Le premier roman – noir – de l’écrivain nancéen, prix Goncourt cette année pour « Leurs enfants après eux », ressort en format poche. L’occasion d’explorer les racines de cette écriture aussi sociale que sensible, qui évite la psychologisation à outrance.
L’argument est aussi simple que banal : dans les Vosges en pleine désindustrialisation, Velocia, une usine qui faisait dans les pièces automobiles et qui nourrissait les habitant-e-s des bleds environnants sur plusieurs générations, va plier bagage. Un petit reportage sur France 3, quelques départs à la retraite anticipée pour les ouvriers chanceux, la misère pour le reste – et puis on retombe aux oubliettes. L’occasion aussi pour quelques drames personnels de se nouer. Comme celui de Martel, secrétaire du comité d’entreprise de la boîte et petite frappe en mal de cash, qui va s’allier à Bruce, un abruti bodybuilder en manque d’amour et de reconnaissance. En traficotant avec une bande de malfrats locaux, ils vont se retrouver dans une intrigue qui les dépasse – impliquant notamment le kidnapping d’une prostituée mineure dans les rues de Strasbourg.

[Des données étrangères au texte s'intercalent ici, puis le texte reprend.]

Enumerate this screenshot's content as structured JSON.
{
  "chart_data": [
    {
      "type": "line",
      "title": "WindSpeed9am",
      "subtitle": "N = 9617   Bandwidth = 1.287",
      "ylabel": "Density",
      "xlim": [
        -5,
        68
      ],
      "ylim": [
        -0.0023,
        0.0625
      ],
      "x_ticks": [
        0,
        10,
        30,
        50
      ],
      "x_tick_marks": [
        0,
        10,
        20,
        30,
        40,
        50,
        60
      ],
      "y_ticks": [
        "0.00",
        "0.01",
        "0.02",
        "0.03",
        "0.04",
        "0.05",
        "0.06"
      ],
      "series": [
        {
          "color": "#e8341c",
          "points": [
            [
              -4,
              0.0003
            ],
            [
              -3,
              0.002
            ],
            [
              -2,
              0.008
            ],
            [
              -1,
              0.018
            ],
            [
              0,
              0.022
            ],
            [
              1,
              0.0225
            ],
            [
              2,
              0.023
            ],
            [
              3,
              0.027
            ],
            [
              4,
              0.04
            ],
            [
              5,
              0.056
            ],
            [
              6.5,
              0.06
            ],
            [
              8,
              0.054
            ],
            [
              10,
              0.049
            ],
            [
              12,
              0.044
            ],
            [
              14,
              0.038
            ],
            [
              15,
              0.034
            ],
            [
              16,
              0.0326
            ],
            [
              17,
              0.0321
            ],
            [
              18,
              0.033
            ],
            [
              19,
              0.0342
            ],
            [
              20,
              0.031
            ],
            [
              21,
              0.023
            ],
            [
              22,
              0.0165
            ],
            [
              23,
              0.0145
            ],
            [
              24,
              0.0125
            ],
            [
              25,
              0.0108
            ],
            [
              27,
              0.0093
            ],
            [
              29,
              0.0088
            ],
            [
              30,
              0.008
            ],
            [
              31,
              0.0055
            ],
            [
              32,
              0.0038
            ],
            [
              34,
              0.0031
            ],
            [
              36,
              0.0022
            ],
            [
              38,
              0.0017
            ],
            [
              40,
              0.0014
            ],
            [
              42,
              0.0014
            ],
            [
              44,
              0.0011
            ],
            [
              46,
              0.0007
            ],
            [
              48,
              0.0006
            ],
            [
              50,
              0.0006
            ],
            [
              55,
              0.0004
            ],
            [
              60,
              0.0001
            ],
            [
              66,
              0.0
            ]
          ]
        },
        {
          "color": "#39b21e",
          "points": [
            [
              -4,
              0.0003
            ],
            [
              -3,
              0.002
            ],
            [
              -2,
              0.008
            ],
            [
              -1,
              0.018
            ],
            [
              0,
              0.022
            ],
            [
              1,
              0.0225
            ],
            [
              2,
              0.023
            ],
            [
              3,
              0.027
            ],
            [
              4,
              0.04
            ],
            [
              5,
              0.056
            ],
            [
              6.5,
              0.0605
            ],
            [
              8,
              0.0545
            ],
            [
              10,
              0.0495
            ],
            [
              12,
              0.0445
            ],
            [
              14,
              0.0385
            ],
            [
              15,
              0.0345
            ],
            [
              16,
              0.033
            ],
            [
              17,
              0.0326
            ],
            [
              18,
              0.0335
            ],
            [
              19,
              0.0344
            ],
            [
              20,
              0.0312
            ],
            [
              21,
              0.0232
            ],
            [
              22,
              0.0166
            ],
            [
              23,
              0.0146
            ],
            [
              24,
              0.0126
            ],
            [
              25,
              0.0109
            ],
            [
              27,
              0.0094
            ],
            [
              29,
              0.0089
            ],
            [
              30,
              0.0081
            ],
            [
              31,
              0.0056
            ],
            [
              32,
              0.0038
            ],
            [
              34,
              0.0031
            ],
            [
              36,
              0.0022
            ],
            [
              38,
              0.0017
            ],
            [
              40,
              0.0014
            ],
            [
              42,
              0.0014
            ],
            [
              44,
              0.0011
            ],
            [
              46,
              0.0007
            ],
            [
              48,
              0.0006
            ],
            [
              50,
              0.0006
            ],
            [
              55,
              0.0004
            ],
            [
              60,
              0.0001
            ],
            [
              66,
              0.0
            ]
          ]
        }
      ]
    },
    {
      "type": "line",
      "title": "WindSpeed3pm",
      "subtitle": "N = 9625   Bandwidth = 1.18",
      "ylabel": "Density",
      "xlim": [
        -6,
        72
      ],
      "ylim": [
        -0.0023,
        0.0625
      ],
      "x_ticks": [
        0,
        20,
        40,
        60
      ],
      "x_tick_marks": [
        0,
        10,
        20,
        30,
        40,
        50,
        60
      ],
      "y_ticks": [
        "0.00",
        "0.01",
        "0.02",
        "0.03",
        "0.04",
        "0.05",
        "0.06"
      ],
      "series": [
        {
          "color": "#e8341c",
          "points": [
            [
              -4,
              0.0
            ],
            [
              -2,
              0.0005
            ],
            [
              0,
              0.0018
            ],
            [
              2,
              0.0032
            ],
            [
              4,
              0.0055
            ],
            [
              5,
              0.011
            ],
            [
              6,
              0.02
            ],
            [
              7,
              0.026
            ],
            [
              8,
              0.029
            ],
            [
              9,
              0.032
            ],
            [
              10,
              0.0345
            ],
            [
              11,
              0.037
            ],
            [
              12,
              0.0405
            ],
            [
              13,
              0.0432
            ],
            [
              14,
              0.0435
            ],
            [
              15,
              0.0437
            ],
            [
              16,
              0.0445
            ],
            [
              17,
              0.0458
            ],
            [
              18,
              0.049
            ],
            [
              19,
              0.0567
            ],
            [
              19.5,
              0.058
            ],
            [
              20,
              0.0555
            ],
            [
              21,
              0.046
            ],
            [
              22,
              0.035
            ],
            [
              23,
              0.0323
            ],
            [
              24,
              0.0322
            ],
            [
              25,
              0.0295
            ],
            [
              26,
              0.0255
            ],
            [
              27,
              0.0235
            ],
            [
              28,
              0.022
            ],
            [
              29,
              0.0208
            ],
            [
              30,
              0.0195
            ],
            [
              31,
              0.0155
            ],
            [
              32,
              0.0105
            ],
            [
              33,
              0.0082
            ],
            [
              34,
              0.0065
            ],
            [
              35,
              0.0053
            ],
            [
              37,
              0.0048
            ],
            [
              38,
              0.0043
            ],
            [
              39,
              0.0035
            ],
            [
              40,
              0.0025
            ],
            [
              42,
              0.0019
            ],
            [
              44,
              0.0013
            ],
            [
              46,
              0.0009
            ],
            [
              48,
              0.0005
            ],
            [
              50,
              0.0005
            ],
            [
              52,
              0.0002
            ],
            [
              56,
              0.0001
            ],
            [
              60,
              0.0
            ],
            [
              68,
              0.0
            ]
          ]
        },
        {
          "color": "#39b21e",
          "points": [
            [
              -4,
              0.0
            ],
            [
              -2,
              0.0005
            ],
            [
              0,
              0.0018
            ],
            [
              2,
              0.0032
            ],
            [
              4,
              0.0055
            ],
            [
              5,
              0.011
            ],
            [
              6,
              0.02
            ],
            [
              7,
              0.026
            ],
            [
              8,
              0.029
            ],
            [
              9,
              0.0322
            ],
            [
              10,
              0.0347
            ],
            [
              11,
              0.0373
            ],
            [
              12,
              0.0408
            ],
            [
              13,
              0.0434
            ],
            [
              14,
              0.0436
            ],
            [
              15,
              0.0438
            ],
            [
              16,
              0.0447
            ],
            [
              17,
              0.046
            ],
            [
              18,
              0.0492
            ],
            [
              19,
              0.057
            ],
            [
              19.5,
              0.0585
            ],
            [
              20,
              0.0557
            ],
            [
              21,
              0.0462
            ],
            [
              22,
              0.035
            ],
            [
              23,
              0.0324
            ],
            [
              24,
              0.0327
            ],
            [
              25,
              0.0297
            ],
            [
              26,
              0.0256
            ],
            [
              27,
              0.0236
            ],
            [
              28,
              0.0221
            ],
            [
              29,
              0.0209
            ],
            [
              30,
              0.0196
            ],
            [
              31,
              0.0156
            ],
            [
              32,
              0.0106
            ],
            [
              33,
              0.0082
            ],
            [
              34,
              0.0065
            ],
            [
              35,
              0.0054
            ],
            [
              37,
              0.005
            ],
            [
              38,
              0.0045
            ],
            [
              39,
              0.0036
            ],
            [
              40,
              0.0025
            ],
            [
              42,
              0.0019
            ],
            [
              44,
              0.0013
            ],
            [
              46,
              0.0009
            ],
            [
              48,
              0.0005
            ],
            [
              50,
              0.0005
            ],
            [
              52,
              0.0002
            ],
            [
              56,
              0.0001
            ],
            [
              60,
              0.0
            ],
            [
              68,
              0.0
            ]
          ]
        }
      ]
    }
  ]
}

Et tout autour, Mathieu brosse les portraits de personnages secondaires qui font toute la richesse de son style. Il y a Rita, l’inspectrice du travail qui doute de son boulot, l’adolescent Jordan Locatelli qui va vivre ses premières amours dans des conditions plutôt extraordinaires ou encore le vieux Duruy, un ancien de l’OAS qui s’est terré dans la région depuis des décennies et qui semble n’attendre que sa rédemption.
Mathieu réussit à mettre en scène la violence du monde du travail sans pathétisme et sans trop donner dans la littérature engagée. Certes, il reste humainement du côté des travailleurs, mais ne vilipende pas le patronat pour autant. Au contraire, il réussit à lui donner un visage humain pas démoniaque. Son roman en devient du coup aussi la chronique d’une déchéance, d’un dénouement de la mondialisation malheureuse, et aussi le portrait d’une France que les éditorialistes des JT peinent à comprendre, parce qu’elle ne se comprend plus elle-même. Cette France qui déteste le pouvoir autant que les immigré-e-s, les capitalistes autant que les gauchistes, ces gens qui selon un des personnages ne sont pas « le sel de la terre ou ce genre de truc. Les braves gens sont des salauds comme vous et moi, c’est tout. À peine qu’ils ont des circonstances atténuantes, comme les pauvres, les malades ou les vieux, quand ils sont bêtes et méchants ». Bref, en 2014, Mathieu anticipait bien plus clairement et avec beaucoup plus d’empathie le mouvement souvent paradoxal des gilets jaunes que le Houellebecq national et décoré récemment de la Légion d’honneur par Macron, devant un parterre de gens peu recommandables.
Alors plutôt que de regarder la série que France 3 en a tirée, qui a eu des critiques mitigées, lisez l’original : vous n’en ressortirez pas plus bête !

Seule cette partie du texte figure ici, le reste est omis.